We’re all stuck in the house, right? There’s never been a better time to dig into those retro movies that you’ve always wanted to watch, but never had the time for. Personally, I’m a bit of a retrophile and tend to watch more older flicks than newer ones. On Fangirlish, you can now look forward to a retro review from me each Wednesday in this column. I’ll be highlighting one throwback movie a week, offering a spoiler-free review of the film, any throwback thoughts from my childhood, and where you can watch the movie yourself. Sit back, relax, and enjoy #WayBackWednesday.
Fright Night is a somewhat recent watch for me, despite the film being 35 years old. I was introduced to Fright Night through one of my favorite podcasts–Saturday Frights. I started listening to Saturday Frights long before I actually liked horror movies. I listened out of respect for the host, Vic Sage, as an authority on all things retro, but especially in the science fiction and horror film/television realms.
I admire Vic’s passion for the genre, but what hooked me was that while I was horror-averse, I actually found the films Vic described interesting from a story perspective. It helped motivate me to try the horror genre. Fright Night is one of the films Vic covers in the earliest run of the podcast. It wasn’t long after listening to his two-parter on the film that I finally saw Fright Night. Check out the trailer for Fright Night and we’ll get started with #WayBackWednesday.
My first viewing of Fright Night was a special one. As I have mentioned in my horror writing here on Fangirlish, my local theater, The Ayrsley Grand, does a retro horror double feature each week during the month of October. The very first year I attended their retro horror film fest back in 2016, I was treated to a vampire-themed double feature of Fright Night and The Lost Boys. It was great to experience this film for the first time on the big screen.
Fright Night tells the story of Charley Brewster (William Ragsdale) a high school kid who believes his next-door neighbor, Jerry, (Chris Sarandon) to be a vampire. While everyone thinks Charley is losing it, Charley’s girlfriend Amy (Amanda Bearse) solicits the help of B-horror film and television star, Peter Vincent (Roddy McDowall) to determine if Charley really is losing his mind or if there is more to Jerry than meets the eye.
Fright Night walks the line between horror and comedy masterfully, creating a delightfully cheesy, yet eerie film.

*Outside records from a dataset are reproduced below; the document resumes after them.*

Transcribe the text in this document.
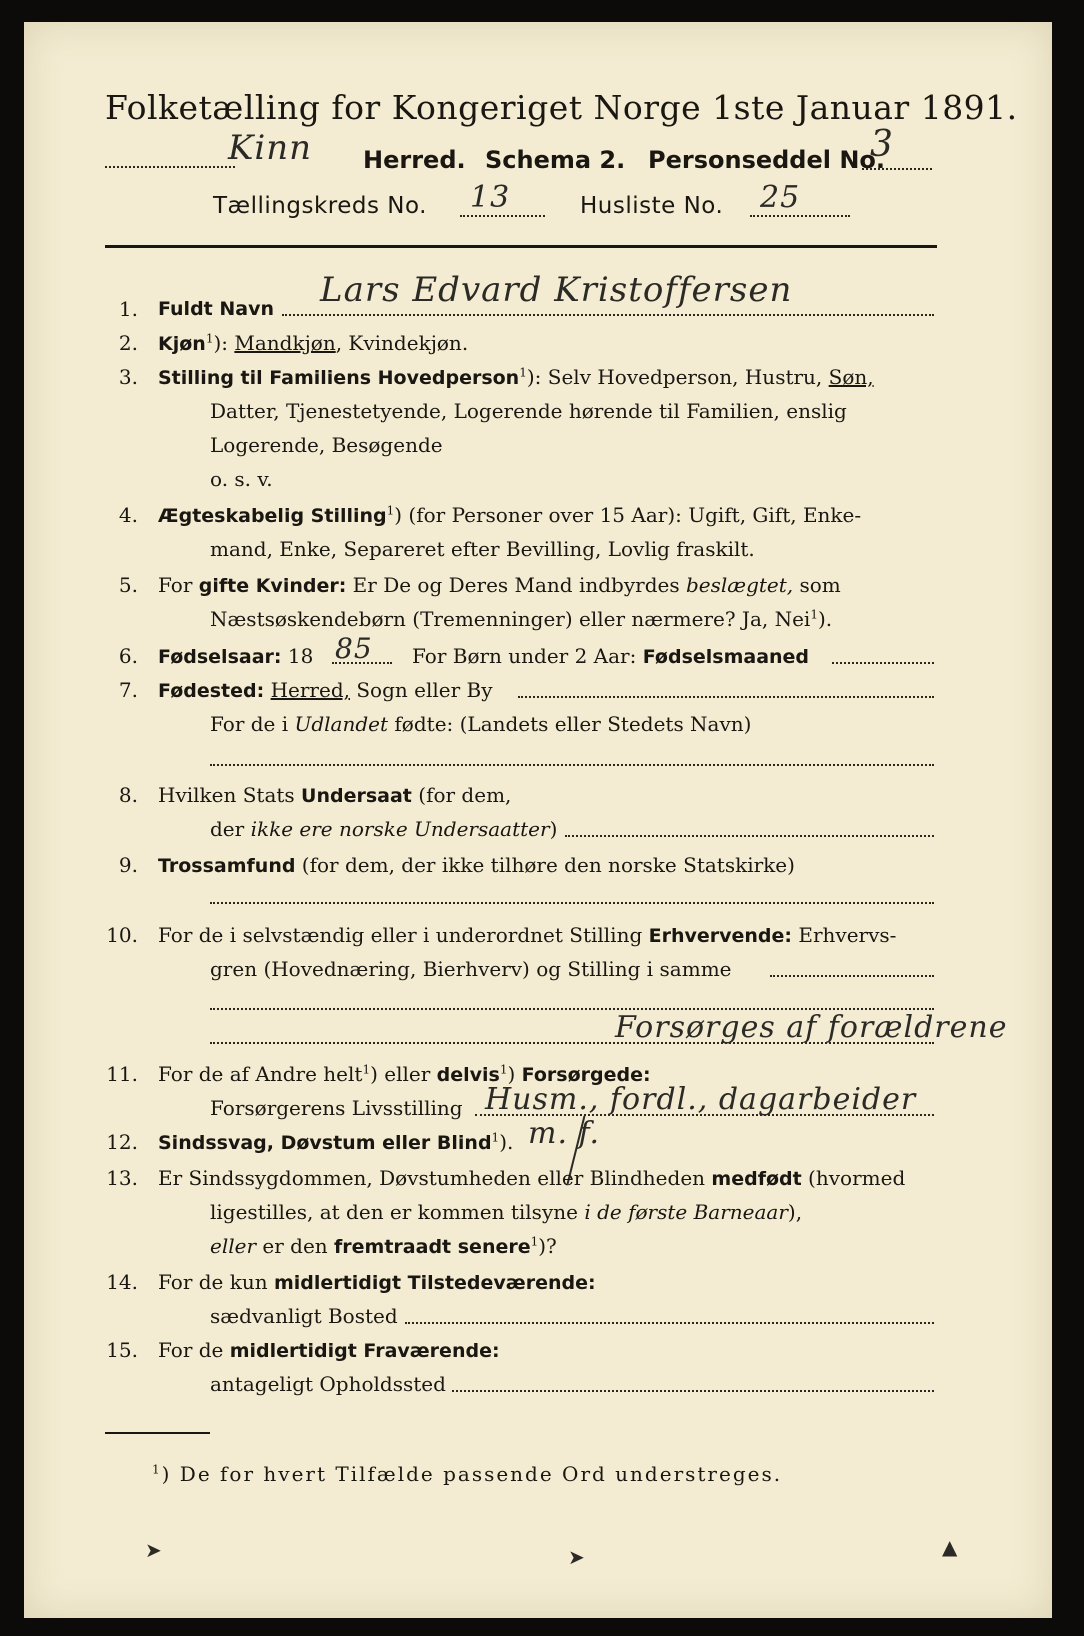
Folketælling for Kongeriget Norge 1ste Januar 1891.
Kinn Herred. Schema 2. Personseddel No.
3
Tællingskreds No. 13	Husliste No. 25
1. Fuldt Navn Lars Edvard Kristoffersen
2. Kjøn$^1$): Mandkjøn, Kvindekjøn.
3. Stilling til Familiens Hovedperson$^1$): Selv Hovedperson, Hustru, Søn,
Datter, Tjenestetyende, Logerende hørende til Familien, enslig
Logerende, Besøgende
o. s. v.
4. Ægteskabelig Stilling$^1$) (for Personer over 15 Aar): Ugift, Gift, Enke-
mand, Enke, Separeret efter Bevilling, Lovlig fraskilt.
5. For gifte Kvinder: Er De og Deres Mand indbyrdes beslægtet, som
Næstsøskendebørn (Tremenninger) eller nærmere? Ja, Nei$^1$).
6. Fødselsaar: 18 85 For Børn under 2 Aar: Fødselsmaaned
7. Fødested: Herred, Sogn eller By
For de i Udlandet fødte: (Landets eller Stedets Navn)
8. Hvilken Stats Undersaat (for dem,
der ikke ere norske Undersaatter)
9. Trossamfund (for dem, der ikke tilhøre den norske Statskirke)
10. For de i selvstændig eller i underordnet Stilling Erhvervende: Erhvervs-
gren (Hovednæring, Bierhverv) og Stilling i samme
Forsørges af forældrene
11. For de af Andre helt$^1$) eller delvis$^1$) Forsørgede:
Forsørgerens Livsstilling Husm., fordl., dagarbeider
12. Sindssvag, Døvstum eller Blind$^1$). m. f.
13. Er Sindssygdommen, Døvstumheden eller Blindheden medfødt (hvormed
ligestilles, at den er kommen tilsyne i de første Barneaar),
eller er den fremtraadt senere$^1$)?
14. For de kun midlertidigt Tilstedeværende:
sædvanligt Bosted
15. For de midlertidigt Fraværende:
antageligt Opholdssted
$^1$) De for hvert Tilfælde passende Ord understreges.
➤	➤	▲
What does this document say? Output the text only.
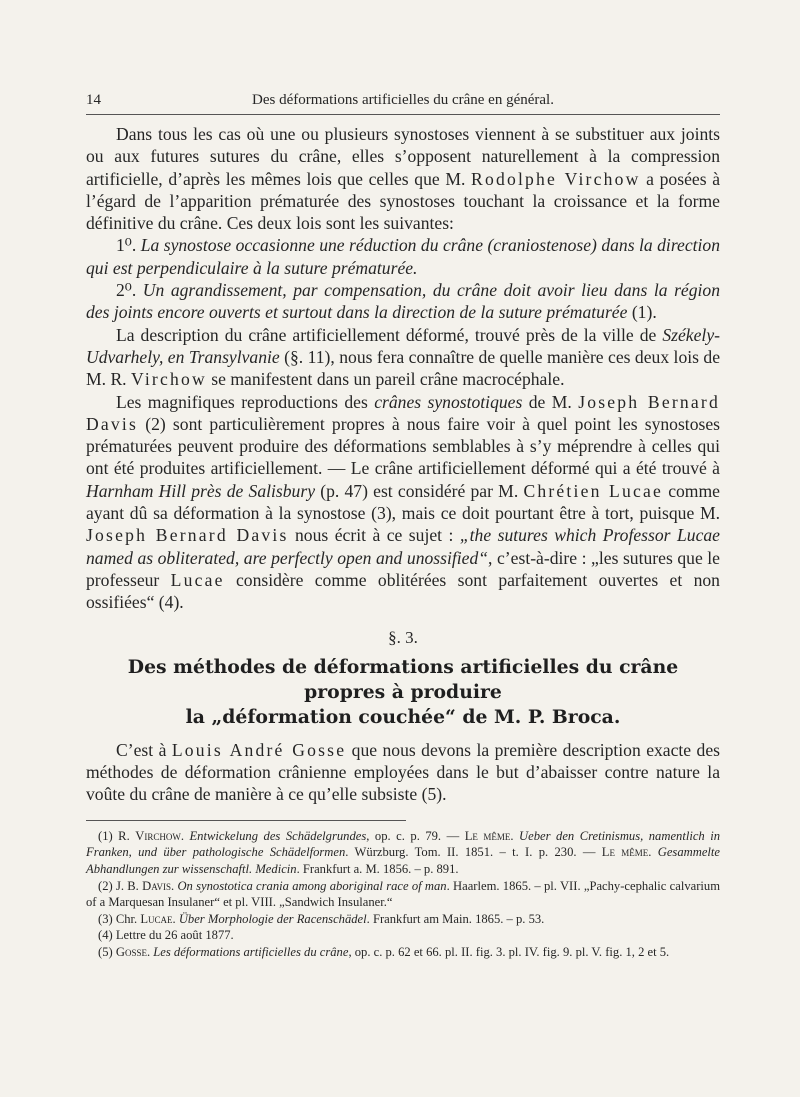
14	Des déformations artificielles du crâne en général.

Dans tous les cas où une ou plusieurs synostoses viennent à se substituer aux joints ou aux futures sutures du crâne, elles s’opposent naturellement à la compression artificielle, d’après les mêmes lois que celles que M. Rodolphe Virchow a posées à l’égard de l’apparition prématurée des synostoses touchant la croissance et la forme définitive du crâne. Ces deux lois sont les suivantes:

1⁰. La synostose occasionne une réduction du crâne (craniostenose) dans la direction qui est perpendiculaire à la suture prématurée.

2⁰. Un agrandissement, par compensation, du crâne doit avoir lieu dans la région des joints encore ouverts et surtout dans la direction de la suture prématurée (1).

La description du crâne artificiellement déformé, trouvé près de la ville de Székely-Udvarhely, en Transylvanie (§. 11), nous fera connaître de quelle manière ces deux lois de M. R. Virchow se manifestent dans un pareil crâne macrocéphale.

Les magnifiques reproductions des crânes synostotiques de M. Joseph Bernard Davis (2) sont particulièrement propres à nous faire voir à quel point les synostoses prématurées peuvent produire des déformations semblables à s’y méprendre à celles qui ont été produites artificiellement. — Le crâne artificiellement déformé qui a été trouvé à Harnham Hill près de Salisbury (p. 47) est considéré par M. Chrétien Lucae comme ayant dû sa déformation à la synostose (3), mais ce doit pourtant être à tort, puisque M. Joseph Bernard Davis nous écrit à ce sujet : „the sutures which Professor Lucae named as obliterated, are perfectly open and unossified“, c’est-à-dire : „les sutures que le professeur Lucae considère comme oblitérées sont parfaitement ouvertes et non ossifiées“ (4).

§. 3.
Des méthodes de déformations artificielles du crâne propres à produire
la „déformation couchée“ de M. P. Broca.

C’est à Louis André Gosse que nous devons la première description exacte des méthodes de déformation crânienne employées dans le but d’abaisser contre nature la voûte du crâne de manière à ce qu’elle subsiste (5).

(1) R. Virchow. Entwickelung des Schädelgrundes, op. c. p. 79. — Le même. Ueber den Cretinismus, namentlich in Franken, und über pathologische Schädelformen. Würzburg. Tom. II. 1851. – t. I. p. 230. — Le même. Gesammelte Abhandlungen zur wissenschaftl. Medicin. Frankfurt a. M. 1856. – p. 891.

(2) J. B. Davis. On synostotica crania among aboriginal race of man. Haarlem. 1865. – pl. VII. „Pachy-cephalic calvarium of a Marquesan Insulaner“ et pl. VIII. „Sandwich Insulaner.“

(3) Chr. Lucae. Über Morphologie der Racenschädel. Frankfurt am Main. 1865. – p. 53.

(4) Lettre du 26 août 1877.

(5) Gosse. Les déformations artificielles du crâne, op. c. p. 62 et 66. pl. II. fig. 3. pl. IV. fig. 9. pl. V. fig. 1, 2 et 5.
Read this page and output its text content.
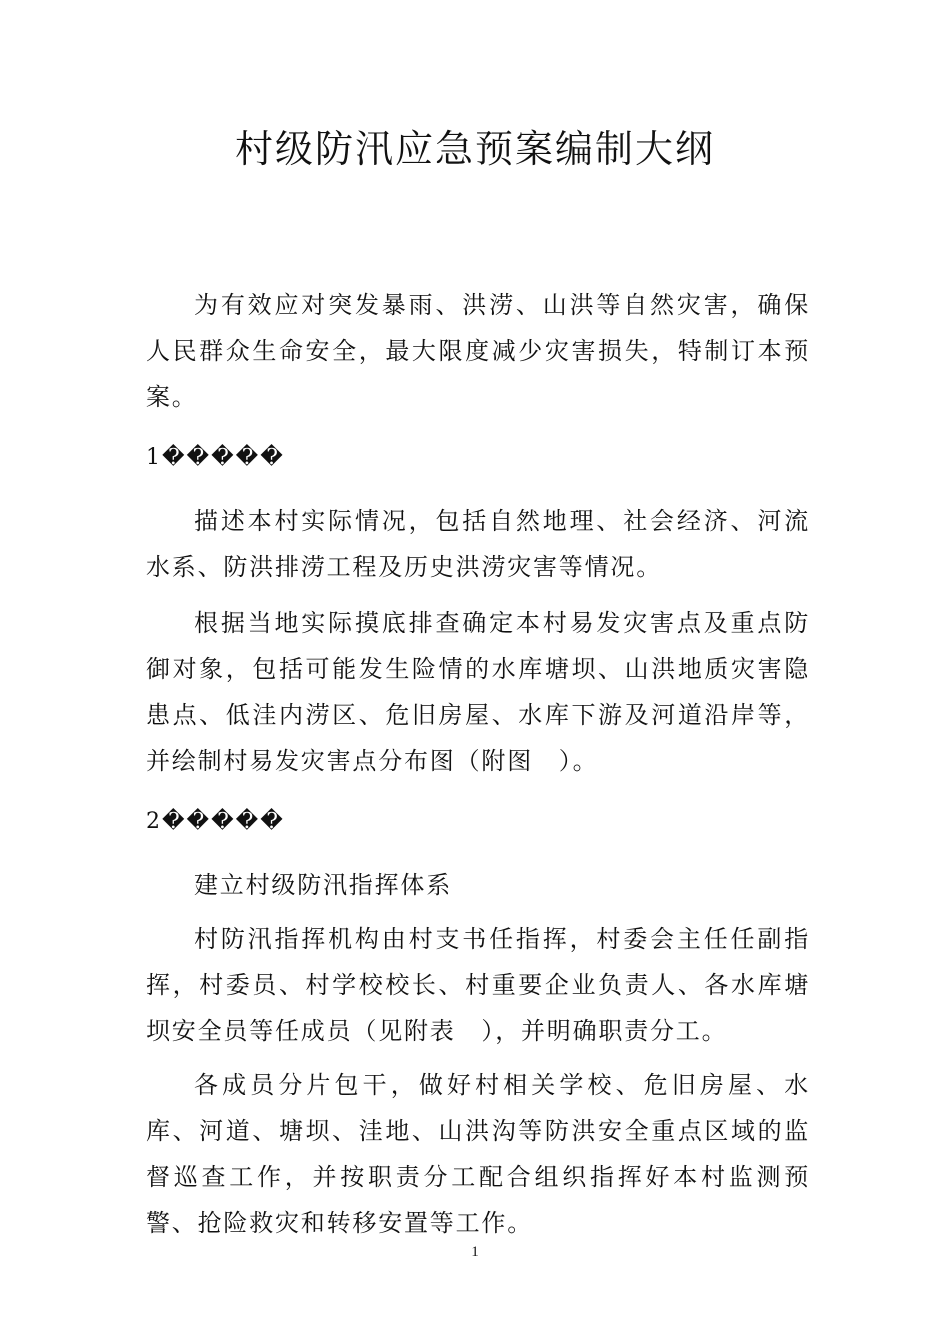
村级防汛应急预案编制大纲

为有效应对突发暴雨、洪涝、山洪等自然灾害，确保人民群众生命安全，最大限度减少灾害损失，特制订本预案。

1�����

描述本村实际情况，包括自然地理、社会经济、河流水系、防洪排涝工程及历史洪涝灾害等情况。

根据当地实际摸底排查确定本村易发灾害点及重点防御对象，包括可能发生险情的水库塘坝、山洪地质灾害隐患点、低洼内涝区、危旧房屋、水库下游及河道沿岸等，并绘制村易发灾害点分布图（附图　）。

2�����

建立村级防汛指挥体系

村防汛指挥机构由村支书任指挥，村委会主任任副指挥，村委员、村学校校长、村重要企业负责人、各水库塘坝安全员等任成员（见附表　），并明确职责分工。

各成员分片包干，做好村相关学校、危旧房屋、水库、河道、塘坝、洼地、山洪沟等防洪安全重点区域的监督巡查工作，并按职责分工配合组织指挥好本村监测预警、抢险救灾和转移安置等工作。

1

A great cast, fun 80s soundtrack, and pleasantly creepy score, all make Fright Night a love letter to horror fans everywhere. Here are a few fun facts about the film that I hope will entice you to check it out.
- The character of Peter Vincent was written with horror fixture, Vincent Price, in mind. However, when writer and director Tom Holland (no, that not Tom Holland) approached Price about the film, he passed, as Price felt he was a bit typecast at this point in his career. Roddy McDowall accepted the role, and I am so glad he did.
- If Fright Night’s suave vampire, Chris Sarandon, looks familiar, that’s likely because you know him better as Prince Humperdink from The Princess Bride.
- The soundtrack for Fright Night is a real banger of 80s pop. Songs by Autograph, Devo, Evelyn “Champagne” King, Sparks, and The J. Geils Band all feature, with The J. Geils Band performing the theme of the film, “Fright Night.” Add some of these to your Halloween playlist for some fun and thematic tracks to spook up your Halloween festivities.
- Fright Night got a sequel in 1988, Fright Night Part 2, and a reboot in 2011. The reboot features Colin Farrell as Jerry, the late, great Anton Yelchin as Charley, the AMAZING Toni Collette as Mrs. Brewster, Imogen Poots as Amy, and the always brilliant David Tennant as Peter Vincent. The 2011 reboot also got a sequel in 2013, Fright Night 2, but it was direct-to-video and is completely different from Fright Night Part 2. I haven’t seen these films yet, but I am intrigued by the reboot, just for the cast alone.